Sorry, I'm not requesting anything. I'm just pointing to real issues, IMHO. You should decide what to do in each case. I can workaround every single case by just excluding it from deduplication.

But your setup is definitely a corner case since you are on highly limited RAM. Especially when using it to run on millions of files with paranoid mode. You cannot kill every problem with software alone.

But the average user has no clue that such data set is very demanding on resources. Actually, it's the process of deduplication and bug finding when it became obvious. So, you should expect that such setup is the norm for people with very old backups.

Allow me to elaborate on this a little. Memory is expensive. My motherboard supports only up to 4 GB. So, upgrading would require to replace motherboard, CPU, memory and may be even some peripheral devices. And even if I do, the old system is likely to become some NAS box for my backups. But disks are cheap, so I'd prefer to buy an additional disk and copy data to it. Servers are likely be attached to SAN with built-in online deduplication. That's why I believe that offline deduplication is for a low memory setups and it won't be in a high demand on a premium systems.
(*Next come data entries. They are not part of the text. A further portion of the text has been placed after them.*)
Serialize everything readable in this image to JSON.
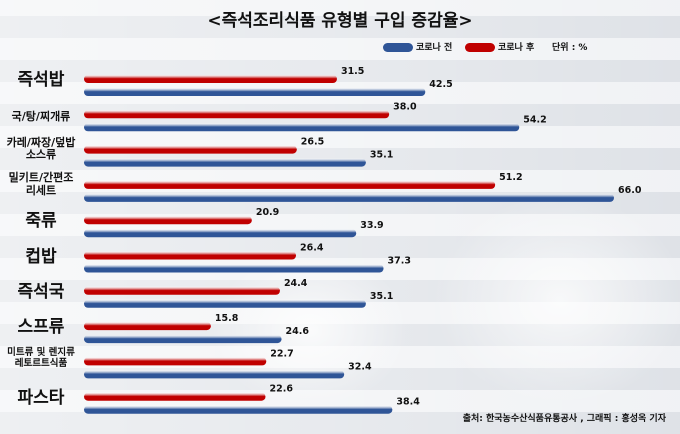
{
  "title": "<즉석조리식품 유형별 구입 증감율>",
  "legend": {
    "before": "코로나 전",
    "after": "코로나 후",
    "unit": "단위 : %"
  },
  "source": "출처: 한국농수산식품유통공사 , 그래픽 : 홍성옥 기자",
  "colors": {
    "before": "#2f5597",
    "after": "#c00000"
  },
  "chart_data": {
    "type": "bar",
    "orientation": "horizontal",
    "categories": [
      "즉석밥",
      "국/탕/찌개류",
      "카레/짜장/덮밥 소스류",
      "밀키트/간편조 리세트",
      "죽류",
      "컵밥",
      "즉석국",
      "스프류",
      "미트류 및 렌지류 레토르트식품",
      "파스타"
    ],
    "series": [
      {
        "name": "코로나 후",
        "values": [
          31.5,
          38.0,
          26.5,
          51.2,
          20.9,
          26.4,
          24.4,
          15.8,
          22.7,
          22.6
        ]
      },
      {
        "name": "코로나 전",
        "values": [
          42.5,
          54.2,
          35.1,
          66.0,
          33.9,
          37.3,
          35.1,
          24.6,
          32.4,
          38.4
        ]
      }
    ],
    "value_labels": {
      "after": [
        "31.5",
        "38.0",
        "26.5",
        "51.2",
        "20.9",
        "26.4",
        "24.4",
        "15.8",
        "22.7",
        "22.6"
      ],
      "before": [
        "42.5",
        "54.2",
        "35.1",
        "66.0",
        "33.9",
        "37.3",
        "35.1",
        "24.6",
        "32.4",
        "38.4"
      ]
    },
    "xlim": [
      0,
      66
    ],
    "grid": false,
    "legend_position": "top-right"
  }
}
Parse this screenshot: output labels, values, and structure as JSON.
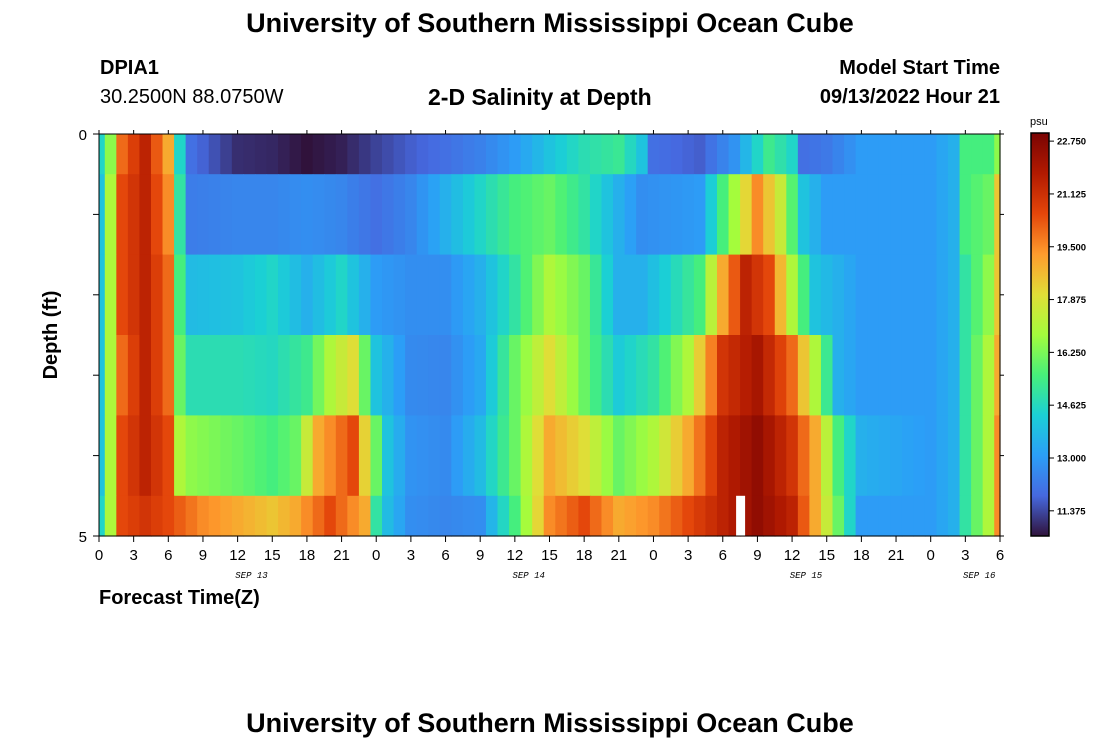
{
  "header": {
    "title": "University of Southern Mississippi Ocean Cube",
    "station": "DPIA1",
    "coordinates": "30.2500N  88.0750W",
    "subtitle": "2-D Salinity at Depth",
    "model_start_label": "Model Start Time",
    "model_start_value": "09/13/2022 Hour 21"
  },
  "footer": {
    "title": "University of Southern Mississippi Ocean Cube"
  },
  "chart_data": {
    "type": "heatmap",
    "title": "2-D Salinity at Depth",
    "xlabel": "Forecast Time(Z)",
    "ylabel": "Depth (ft)",
    "y_tick_labels": [
      "0",
      "5"
    ],
    "ylim": [
      0,
      5
    ],
    "x_tick_labels": [
      "0",
      "3",
      "6",
      "9",
      "12",
      "15",
      "18",
      "21",
      "0",
      "3",
      "6",
      "9",
      "12",
      "15",
      "18",
      "21",
      "0",
      "3",
      "6",
      "9",
      "12",
      "15",
      "18",
      "21",
      "0",
      "3",
      "6"
    ],
    "date_labels": [
      {
        "label": "SEP 13",
        "tick_index": 4.4
      },
      {
        "label": "SEP 14",
        "tick_index": 12.4
      },
      {
        "label": "SEP 15",
        "tick_index": 20.4
      },
      {
        "label": "SEP 16",
        "tick_index": 25.4
      }
    ],
    "colorbar": {
      "unit": "psu",
      "min": 10.6,
      "max": 23.0,
      "tick_values": [
        "22.750",
        "21.125",
        "19.500",
        "17.875",
        "16.250",
        "14.625",
        "13.000",
        "11.375"
      ]
    },
    "hours": [
      0,
      78
    ],
    "depth_layers": [
      "0-0.5",
      "0.5-1.5",
      "1.5-2.5",
      "2.5-3.5",
      "3.5-4.5",
      "4.5-5"
    ],
    "salinity_keyframes": [
      [
        [
          0,
          14.5
        ],
        [
          1,
          16.5
        ],
        [
          2,
          20
        ],
        [
          4,
          21.5
        ],
        [
          6,
          19
        ],
        [
          7,
          14.5
        ],
        [
          8,
          12
        ],
        [
          12,
          11
        ],
        [
          15,
          10.9
        ],
        [
          18,
          10.6
        ],
        [
          21,
          10.8
        ],
        [
          24,
          11.3
        ],
        [
          27,
          11.7
        ],
        [
          30,
          12
        ],
        [
          33,
          12.4
        ],
        [
          36,
          13
        ],
        [
          39,
          14
        ],
        [
          42,
          14.8
        ],
        [
          45,
          15.2
        ],
        [
          47,
          14
        ],
        [
          48,
          12
        ],
        [
          52,
          11.7
        ],
        [
          55,
          12.8
        ],
        [
          57,
          14.5
        ],
        [
          58,
          15.3
        ],
        [
          60,
          14.5
        ],
        [
          61,
          12
        ],
        [
          63,
          12.2
        ],
        [
          66,
          13
        ],
        [
          72,
          13
        ],
        [
          74,
          13.5
        ],
        [
          75,
          15.5
        ],
        [
          77,
          15.5
        ],
        [
          78,
          16.5
        ]
      ],
      [
        [
          0,
          14
        ],
        [
          1,
          17
        ],
        [
          2,
          20.5
        ],
        [
          4,
          21.5
        ],
        [
          6,
          19.5
        ],
        [
          7,
          15
        ],
        [
          8,
          12.3
        ],
        [
          12,
          12.5
        ],
        [
          15,
          12.5
        ],
        [
          18,
          12.7
        ],
        [
          21,
          12.5
        ],
        [
          24,
          12
        ],
        [
          27,
          12.5
        ],
        [
          30,
          13.5
        ],
        [
          33,
          14.5
        ],
        [
          36,
          15.5
        ],
        [
          39,
          16
        ],
        [
          42,
          15
        ],
        [
          45,
          13.5
        ],
        [
          47,
          12.7
        ],
        [
          52,
          13
        ],
        [
          55,
          16.8
        ],
        [
          57,
          19.5
        ],
        [
          59,
          17.5
        ],
        [
          61,
          14
        ],
        [
          63,
          13
        ],
        [
          66,
          13
        ],
        [
          72,
          13
        ],
        [
          74,
          13.5
        ],
        [
          75,
          15.5
        ],
        [
          77,
          16
        ],
        [
          78,
          18.5
        ]
      ],
      [
        [
          0,
          14
        ],
        [
          1,
          17
        ],
        [
          2,
          20.5
        ],
        [
          4,
          21.5
        ],
        [
          6,
          20
        ],
        [
          7,
          15.5
        ],
        [
          8,
          13.8
        ],
        [
          12,
          14
        ],
        [
          15,
          14.5
        ],
        [
          18,
          13.5
        ],
        [
          21,
          14.5
        ],
        [
          24,
          13
        ],
        [
          27,
          12.7
        ],
        [
          30,
          12.7
        ],
        [
          33,
          13.5
        ],
        [
          36,
          15
        ],
        [
          39,
          17
        ],
        [
          42,
          16
        ],
        [
          45,
          13.5
        ],
        [
          47,
          13.5
        ],
        [
          52,
          15.5
        ],
        [
          54,
          19
        ],
        [
          56,
          21.5
        ],
        [
          58,
          20.5
        ],
        [
          60,
          17
        ],
        [
          62,
          14
        ],
        [
          66,
          13
        ],
        [
          72,
          13
        ],
        [
          74,
          13.5
        ],
        [
          75,
          15
        ],
        [
          77,
          16.5
        ],
        [
          78,
          18.5
        ]
      ],
      [
        [
          0,
          14
        ],
        [
          1,
          17
        ],
        [
          2,
          20
        ],
        [
          4,
          21.5
        ],
        [
          6,
          20
        ],
        [
          7,
          16
        ],
        [
          8,
          14.8
        ],
        [
          12,
          14.8
        ],
        [
          15,
          14.6
        ],
        [
          18,
          15.3
        ],
        [
          20,
          17
        ],
        [
          22,
          18
        ],
        [
          24,
          14
        ],
        [
          27,
          12.6
        ],
        [
          30,
          12.5
        ],
        [
          33,
          13.3
        ],
        [
          36,
          16
        ],
        [
          39,
          18
        ],
        [
          42,
          16
        ],
        [
          45,
          14.2
        ],
        [
          48,
          15
        ],
        [
          51,
          17
        ],
        [
          54,
          21
        ],
        [
          57,
          22
        ],
        [
          60,
          20
        ],
        [
          62,
          17
        ],
        [
          64,
          13.5
        ],
        [
          66,
          13
        ],
        [
          72,
          13
        ],
        [
          74,
          13.5
        ],
        [
          75,
          15
        ],
        [
          77,
          17
        ],
        [
          78,
          19
        ]
      ],
      [
        [
          0,
          14
        ],
        [
          1,
          17
        ],
        [
          2,
          20.5
        ],
        [
          4,
          21.5
        ],
        [
          6,
          20.5
        ],
        [
          7,
          17
        ],
        [
          8,
          16.5
        ],
        [
          12,
          16
        ],
        [
          15,
          15.5
        ],
        [
          17,
          16
        ],
        [
          19,
          19
        ],
        [
          22,
          20.5
        ],
        [
          24,
          16
        ],
        [
          25,
          14
        ],
        [
          27,
          12.8
        ],
        [
          30,
          12.6
        ],
        [
          33,
          13.8
        ],
        [
          36,
          16
        ],
        [
          39,
          19
        ],
        [
          42,
          18
        ],
        [
          45,
          16
        ],
        [
          48,
          17
        ],
        [
          51,
          19
        ],
        [
          54,
          21.5
        ],
        [
          57,
          22.5
        ],
        [
          60,
          21
        ],
        [
          62,
          19
        ],
        [
          64,
          15.5
        ],
        [
          66,
          13.5
        ],
        [
          72,
          13
        ],
        [
          74,
          13.5
        ],
        [
          75,
          15
        ],
        [
          77,
          17
        ],
        [
          78,
          19.5
        ]
      ],
      [
        [
          0,
          14.5
        ],
        [
          1,
          17
        ],
        [
          2,
          20.5
        ],
        [
          4,
          21
        ],
        [
          6,
          20.5
        ],
        [
          9,
          19.5
        ],
        [
          12,
          19
        ],
        [
          15,
          18.5
        ],
        [
          17,
          19
        ],
        [
          20,
          20.5
        ],
        [
          23,
          19
        ],
        [
          24,
          15
        ],
        [
          25,
          13.8
        ],
        [
          27,
          12.7
        ],
        [
          30,
          12.5
        ],
        [
          33,
          12.7
        ],
        [
          36,
          15.5
        ],
        [
          39,
          19.5
        ],
        [
          42,
          20.5
        ],
        [
          45,
          19
        ],
        [
          48,
          19.5
        ],
        [
          51,
          20.5
        ],
        [
          54,
          21.5
        ],
        [
          57,
          22.5
        ],
        [
          60,
          21.5
        ],
        [
          62,
          19
        ],
        [
          64,
          16
        ],
        [
          66,
          13
        ],
        [
          72,
          13
        ],
        [
          74,
          13.5
        ],
        [
          75,
          15
        ],
        [
          77,
          17
        ],
        [
          78,
          19.5
        ]
      ]
    ],
    "missing_data": [
      {
        "hour": 55.5,
        "depth_layer": 5
      }
    ]
  }
}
BTW, rmlint -b -pp use tiny fraction of memory to process this testcase but it doesn't cope well with big number of files presently.

SeeSpotRun commented 9 years ago

All good points. It's certainly not such a corner case as I thought - I hadn't considered multi-volume archives always being split into same-sized chunks. I'm re-thinking / re-working the memory manager for paranoid hashing in https://github.com/SeeSpotRun/rmlint/tree/mem_miser. I'm not sure if the current version there covers all cases but it's getting closer.

vvs- commented 9 years ago

Thank you for all your hard work!

Your work will certainly benefit the product and all those who want to use it.

SeeSpotRun commented 9 years ago

No worries; the improved mem manager is much better than the old. Unfortunately we lost a fair bit of speed (not from the mem manager but from the n-ary tree used to reduce the RAM required to hold all the file paths). I still have a couple of things to try to hopefully speed that up.

sahib commented 9 years ago

@vvs: Nice to hear it ran through.

The --with-metadata-cache should be working again. The plus of saved memory will not be as much as before, since the default implementation will uses much less memory now thanks to @SeeSpotRun. Out of curiosity (and if you did not delete all that data yet), how is the timing/memory footprint of --with-metadata-cache to the normal run you posted?

vvs- commented 9 years ago

The plus of saved memory will not be as much as before

It doesn't matter as long as it didn't crash or caused other nasty effects when the memory was low.

Out of curiosity (and if you did not delete all that data yet), how is the timing/memory footprint of --with-metadata-cache to the normal run you posted?

I plan to run it again with other optimization options. I'll post the results here.

Thanks again for all work on this!

vvs- commented 9 years ago

Using with-metadata-cache rmlint did the same run for 11h 28m, i.e. about 17% slower. It used about 17% less memory (a coincidence?). But this comparison is not entirely correct because there were some additional fixes made to rmlint between the runs.

sahib commented 9 years ago

Heh , no coincidence I believe. Numbers should be correct enough for a rule of thumb. Okay, that's enough to justify the continued existence of --with-metadata-cache I guess.

For future reference, part of the discussion here also happened in https://github.com/SeeSpotRun/rmlint/issues/1. Is there anything open still or can I close this issue?

vvs- commented 9 years ago

I believe that the original issue was fully addressed.